Drug Discovery Projects
MMV welcomes proposals in the following three areas:
1. Compounds addressing the key priorities of the malaria eradication agenda
Novel families of molecules in the hit-to-lead or lead optimization stages are sought without G6PD deficiency liabilities that either:
- kill or reactivate hypnozoites for use as part of a P. vivax radical cure; or
- have activity against sexual stage V gametocytes and evidence of transmission blocking in SMFA.
2. Compounds having activity against asexual liver and/or blood stages
Novel chemical series with EC50<500nM and which have one or more of the following key features:
- A known, novel mechanism of action;
- An inability to select resistant mutants in vitro;
- Activity at more than one life-cycle stage;
- A long half-life (ideally >4h in rodents) and confirmed in vivo efficacy.
For advanced series, we are seeking novel compounds with, ideally, a predicted human half-life >100h and a predicted oral single human dose <500mg or an i.m. dose that can be administered in <1mL and sufficient for up to 3 months’ protection in humans.
3. Novel approaches for screening
To help identify new phenotypic and/ or target based hits, as well as confirm activity of MMV compounds on all human malaria asexual blood stages, new screening proposals are sought amongst the three categories below:
- Validated Plasmodium target-based assays, ideally with evidence of target essentiality beyond asexual blood stages. Biological validation should be supported by a biological target based screening assay suited for identification of novel chemical series.

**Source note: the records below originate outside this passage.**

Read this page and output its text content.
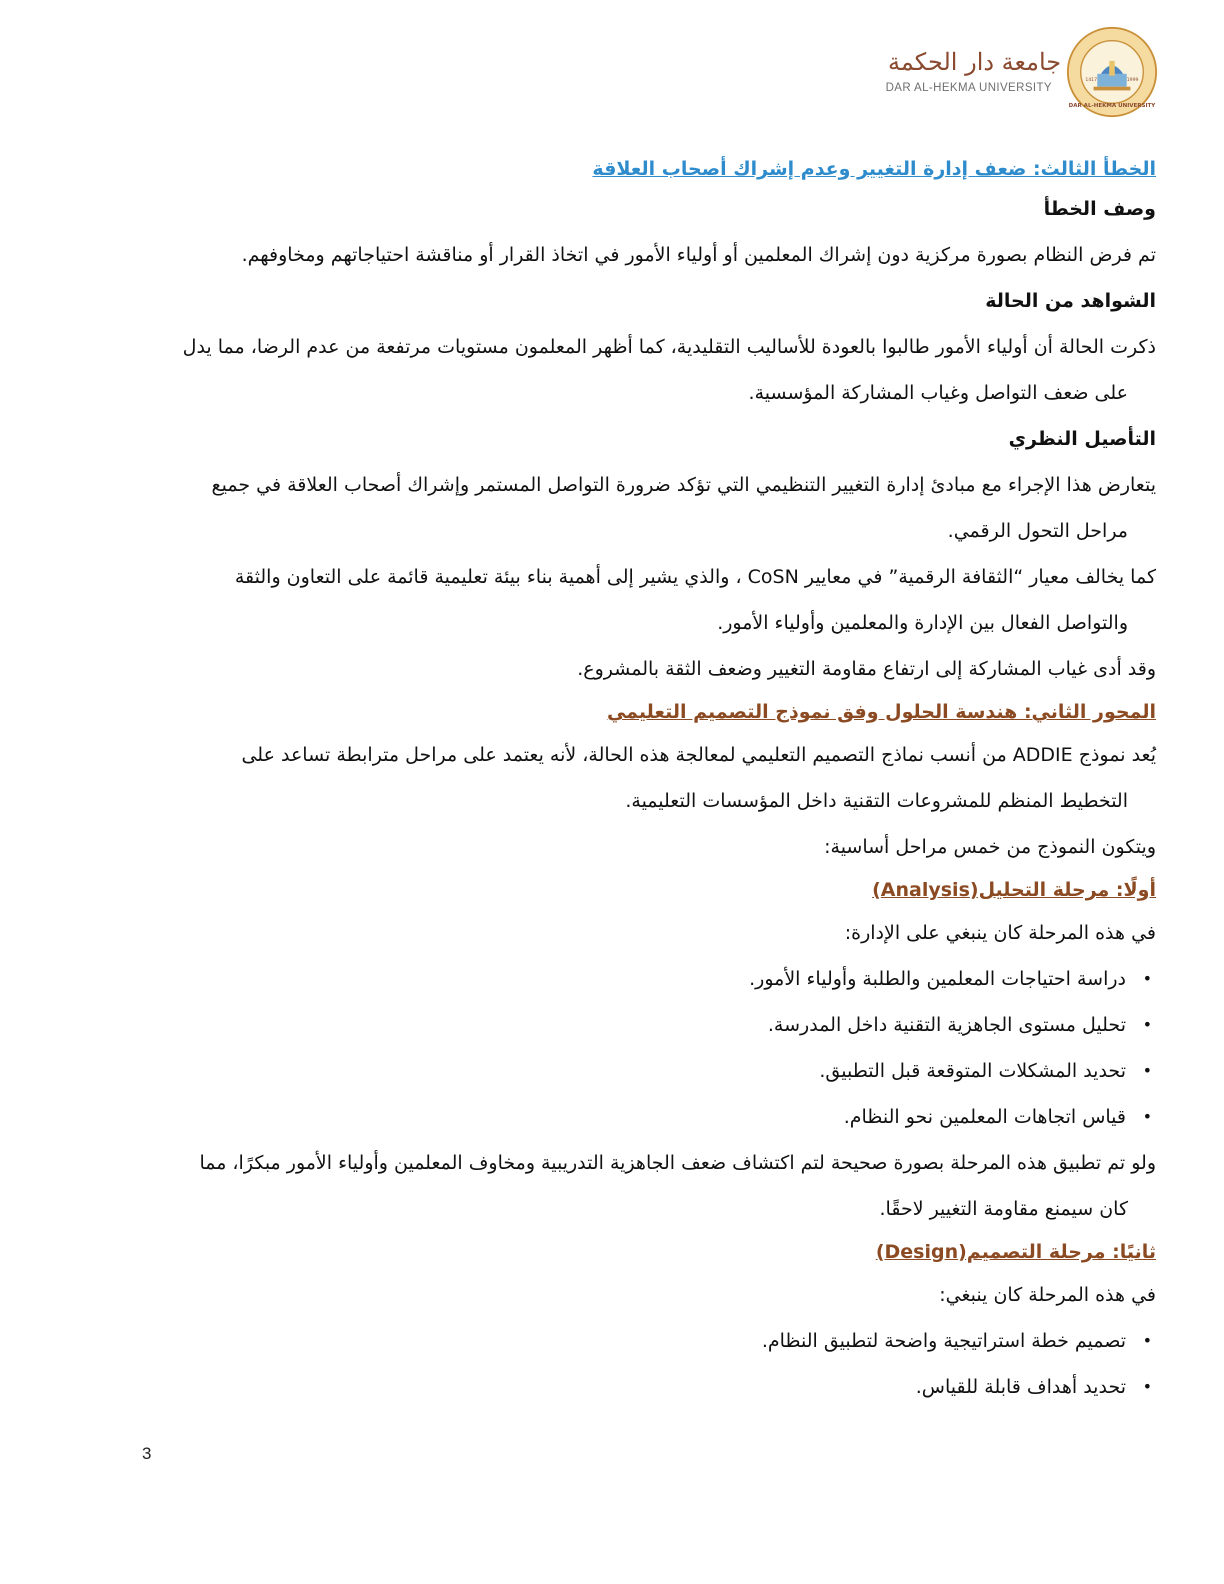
1417	1999
DAR AL-HEKMA UNIVERSITY
جامعة دار الحكمة
DAR AL-HEKMA UNIVERSITY
الخطأ الثالث: ضعف إدارة التغيير وعدم إشراك أصحاب العلاقة
وصف الخطأ
تم فرض النظام بصورة مركزية دون إشراك المعلمين أو أولياء الأمور في اتخاذ القرار أو مناقشة احتياجاتهم ومخاوفهم.
الشواهد من الحالة
ذكرت الحالة أن أولياء الأمور طالبوا بالعودة للأساليب التقليدية، كما أظهر المعلمون مستويات مرتفعة من عدم الرضا، مما يدل
على ضعف التواصل وغياب المشاركة المؤسسية.
التأصيل النظري
يتعارض هذا الإجراء مع مبادئ إدارة التغيير التنظيمي التي تؤكد ضرورة التواصل المستمر وإشراك أصحاب العلاقة في جميع
مراحل التحول الرقمي.
كما يخالف معيار “الثقافة الرقمية” في معايير CoSN ، والذي يشير إلى أهمية بناء بيئة تعليمية قائمة على التعاون والثقة
والتواصل الفعال بين الإدارة والمعلمين وأولياء الأمور.
وقد أدى غياب المشاركة إلى ارتفاع مقاومة التغيير وضعف الثقة بالمشروع.
المحور الثاني: هندسة الحلول وفق نموذج التصميم التعليمي
يُعد نموذج ADDIE من أنسب نماذج التصميم التعليمي لمعالجة هذه الحالة، لأنه يعتمد على مراحل مترابطة تساعد على
التخطيط المنظم للمشروعات التقنية داخل المؤسسات التعليمية.
ويتكون النموذج من خمس مراحل أساسية:
أولًا: مرحلة التحليل(Analysis)
في هذه المرحلة كان ينبغي على الإدارة:
• دراسة احتياجات المعلمين والطلبة وأولياء الأمور.
• تحليل مستوى الجاهزية التقنية داخل المدرسة.
• تحديد المشكلات المتوقعة قبل التطبيق.
• قياس اتجاهات المعلمين نحو النظام.
ولو تم تطبيق هذه المرحلة بصورة صحيحة لتم اكتشاف ضعف الجاهزية التدريبية ومخاوف المعلمين وأولياء الأمور مبكرًا، مما
كان سيمنع مقاومة التغيير لاحقًا.
ثانيًا: مرحلة التصميم(Design)
في هذه المرحلة كان ينبغي:
• تصميم خطة استراتيجية واضحة لتطبيق النظام.
• تحديد أهداف قابلة للقياس.
3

- Novel whole cell phenotypic screening paradigms to potentially identify new relevant chemistry.
- Asexual blood stage assays for vivax and ovale malaria.
Please complete the 3-page Letter of Interest template. Proposals involving a biological target should also include the target information template. See further instructions on how to complete the LOI.
Compounds for Target Identification
MMV also welcomes requests for support to investigate the mechanism of action of compounds:
MMV is a founder member of the Malaria Drug Accelerator (MalDA). MalDA, a consortium funded by the Bill and Melinda Gates Foundation and led by Prof. Elizabeth Winzeler (UCSD), is working on a project to identify mechanisms of action of antimalarial compounds having phenotypic activity. Compounds can be considered for such target identification activities provided that the following criteria are met:
- The Plasmodium whole cell EC50 <1uM and the chemical structure can be shared
- A minimum of 10mgs of compound can be provided to the consortium
A one page Excel template needs to be completed to submit a compound for target ID.
Call for African proposals
Finally, MMV welcomes proposals from endemic region African scientists focused in the following priority areas:
1. Compounds with confirmed activity on any antimalarial life-cycle stage
Novel families of molecules with confirmed activity (EC50 < 10uM) and a medicinal chemistry plan that tackles any known or anticipated liability. Priority will be given to proposals that maximize use of local natural products.
2. Assay development and screening
Assay development and screening to support discovery or development of novel antimalarials. Priority will be given to proposals that maximize use of local, field isolates.
Please complete the 2-page African Letter of Interest template. Proposals involving a biological target should also include the target information template. See further instructions on how to complete the African Letter of Interest.
Up to two African proposals of USD 20K each will be funded as part of this Call.